Economie d’énergie à tous les étages

Quoi qu’il en soit, redéfinir l’affectation des locaux de travail pour migrer vers du smartbuilding, un bureau supposé plus « intelligent », n’est pas une sinécure. Outre les moyens à mettre en œuvre pour qu’il garde cette force attractive, la réflexion porte aussi sur un enjeu environnemental majeur : le bâtiment représente, à lui seul, 44 % de la consommation d’énergie.

Les prix de celle-ci ayant atteint des sommets, les entreprises et administrations sont contraintes de se mobiliser dans la chasse au gaspi. C’est tout le secteur du tertiaire qui cherche à investir dans de nouveaux objectifs de baisse de la consommation d’énergie. Les demandes devraient donc affluer auprès des fournisseurs pour acquérir des solutions susceptibles de réduire les factures d’électricité. Et ce d’autant plus que beaucoup de ces systèmes adressent simultanément les questions liées au bon fonctionnement des organisations, et celles concernant le bien-être des collaborateurs en présentiel ou en distanciel.

« Les technologies du numérique autorisent une analyse plus pertinente et une meilleure compréhension de la vie du bâtiment.
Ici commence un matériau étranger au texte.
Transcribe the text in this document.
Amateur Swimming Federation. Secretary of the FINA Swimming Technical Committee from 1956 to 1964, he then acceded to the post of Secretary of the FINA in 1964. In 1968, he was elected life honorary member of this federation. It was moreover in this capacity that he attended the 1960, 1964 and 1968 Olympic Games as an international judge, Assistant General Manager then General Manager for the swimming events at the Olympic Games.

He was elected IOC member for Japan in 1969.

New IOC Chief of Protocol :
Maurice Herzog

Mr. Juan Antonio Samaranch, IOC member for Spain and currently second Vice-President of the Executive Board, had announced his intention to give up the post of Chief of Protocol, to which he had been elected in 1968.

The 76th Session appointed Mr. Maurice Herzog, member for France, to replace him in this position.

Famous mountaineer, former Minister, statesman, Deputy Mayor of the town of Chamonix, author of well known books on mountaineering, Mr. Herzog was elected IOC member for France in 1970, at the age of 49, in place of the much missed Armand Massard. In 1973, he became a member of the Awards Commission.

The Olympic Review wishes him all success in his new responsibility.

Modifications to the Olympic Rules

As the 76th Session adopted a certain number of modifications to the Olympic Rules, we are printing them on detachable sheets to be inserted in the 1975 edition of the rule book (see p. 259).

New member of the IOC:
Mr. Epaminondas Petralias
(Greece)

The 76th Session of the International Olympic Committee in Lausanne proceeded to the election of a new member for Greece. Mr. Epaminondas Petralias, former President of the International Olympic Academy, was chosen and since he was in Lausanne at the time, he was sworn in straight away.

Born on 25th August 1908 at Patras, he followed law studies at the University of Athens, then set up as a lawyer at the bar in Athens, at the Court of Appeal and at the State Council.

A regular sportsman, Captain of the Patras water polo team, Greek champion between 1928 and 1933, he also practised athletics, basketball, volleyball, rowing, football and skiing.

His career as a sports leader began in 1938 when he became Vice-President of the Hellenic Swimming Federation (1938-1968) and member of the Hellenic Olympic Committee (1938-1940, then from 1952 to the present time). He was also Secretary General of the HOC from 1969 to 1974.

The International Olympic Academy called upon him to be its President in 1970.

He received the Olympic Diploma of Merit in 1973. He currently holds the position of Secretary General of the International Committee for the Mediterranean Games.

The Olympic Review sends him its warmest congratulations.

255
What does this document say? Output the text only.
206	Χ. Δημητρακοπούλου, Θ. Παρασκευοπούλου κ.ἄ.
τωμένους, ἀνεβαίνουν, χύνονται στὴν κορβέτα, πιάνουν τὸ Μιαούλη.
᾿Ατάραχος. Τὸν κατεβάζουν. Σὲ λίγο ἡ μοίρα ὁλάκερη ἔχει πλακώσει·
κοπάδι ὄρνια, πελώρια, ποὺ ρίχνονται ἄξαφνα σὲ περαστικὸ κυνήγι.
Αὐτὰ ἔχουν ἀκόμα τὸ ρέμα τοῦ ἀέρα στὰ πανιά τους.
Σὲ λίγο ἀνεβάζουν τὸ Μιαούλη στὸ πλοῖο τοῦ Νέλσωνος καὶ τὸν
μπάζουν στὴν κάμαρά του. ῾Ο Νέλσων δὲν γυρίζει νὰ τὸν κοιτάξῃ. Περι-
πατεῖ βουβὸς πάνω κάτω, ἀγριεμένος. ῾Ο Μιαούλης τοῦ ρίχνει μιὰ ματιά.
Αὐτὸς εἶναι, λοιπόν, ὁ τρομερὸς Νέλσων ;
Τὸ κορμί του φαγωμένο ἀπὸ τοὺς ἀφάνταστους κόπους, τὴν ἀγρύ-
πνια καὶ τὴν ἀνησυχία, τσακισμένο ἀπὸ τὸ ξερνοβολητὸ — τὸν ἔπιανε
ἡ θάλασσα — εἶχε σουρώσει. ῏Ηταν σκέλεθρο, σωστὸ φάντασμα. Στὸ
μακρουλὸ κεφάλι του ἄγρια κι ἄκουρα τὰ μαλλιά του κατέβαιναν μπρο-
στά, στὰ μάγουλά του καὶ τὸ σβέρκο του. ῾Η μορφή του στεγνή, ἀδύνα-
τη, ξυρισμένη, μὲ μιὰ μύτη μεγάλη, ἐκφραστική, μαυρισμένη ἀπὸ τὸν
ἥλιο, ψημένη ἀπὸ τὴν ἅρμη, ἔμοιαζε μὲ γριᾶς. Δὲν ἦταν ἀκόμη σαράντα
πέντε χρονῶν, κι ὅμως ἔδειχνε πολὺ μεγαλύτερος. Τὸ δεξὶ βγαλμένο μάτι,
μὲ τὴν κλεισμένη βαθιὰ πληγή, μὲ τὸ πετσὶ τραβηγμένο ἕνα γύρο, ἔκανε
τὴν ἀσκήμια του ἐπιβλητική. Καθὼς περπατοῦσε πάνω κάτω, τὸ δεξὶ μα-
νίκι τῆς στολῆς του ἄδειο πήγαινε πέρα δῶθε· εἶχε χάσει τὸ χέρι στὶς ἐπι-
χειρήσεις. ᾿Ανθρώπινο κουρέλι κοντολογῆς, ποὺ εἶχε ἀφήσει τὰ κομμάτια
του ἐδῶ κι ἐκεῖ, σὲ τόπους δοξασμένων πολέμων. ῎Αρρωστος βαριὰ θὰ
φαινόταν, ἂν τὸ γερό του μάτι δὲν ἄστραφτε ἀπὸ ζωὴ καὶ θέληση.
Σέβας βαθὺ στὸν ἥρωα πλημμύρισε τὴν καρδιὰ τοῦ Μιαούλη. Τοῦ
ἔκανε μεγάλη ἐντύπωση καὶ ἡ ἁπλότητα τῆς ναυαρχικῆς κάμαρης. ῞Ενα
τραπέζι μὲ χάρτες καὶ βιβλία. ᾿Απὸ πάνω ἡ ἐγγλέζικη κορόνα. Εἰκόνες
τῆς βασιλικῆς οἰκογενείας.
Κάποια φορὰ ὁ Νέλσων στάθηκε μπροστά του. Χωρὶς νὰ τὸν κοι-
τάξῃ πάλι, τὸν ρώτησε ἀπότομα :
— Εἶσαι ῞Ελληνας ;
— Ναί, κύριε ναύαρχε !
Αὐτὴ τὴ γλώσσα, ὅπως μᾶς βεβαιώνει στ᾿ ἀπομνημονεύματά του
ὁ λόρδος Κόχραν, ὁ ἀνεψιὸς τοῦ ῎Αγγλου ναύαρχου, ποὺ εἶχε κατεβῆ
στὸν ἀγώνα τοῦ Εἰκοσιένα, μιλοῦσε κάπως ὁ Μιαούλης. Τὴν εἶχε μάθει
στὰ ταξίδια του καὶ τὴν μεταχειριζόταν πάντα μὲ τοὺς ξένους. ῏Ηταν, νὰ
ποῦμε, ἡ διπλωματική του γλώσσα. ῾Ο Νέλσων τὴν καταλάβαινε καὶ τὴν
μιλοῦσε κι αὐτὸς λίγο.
Grâce à des interfaces de contrôle, le pilotage des performances de l’immeuble s’opère de manière très fine et en temps réel », explique Olivier Le Fol, chez Twinsys. Pour répondre aux attentes, de nombreuses marques IT se sont lancées dans un vrai Concours Lépine afin de proposer des appareils qui convertissent des bureaux en lieu d’interactions, et augmentent la rentabilité dans l’efficacité énergétique.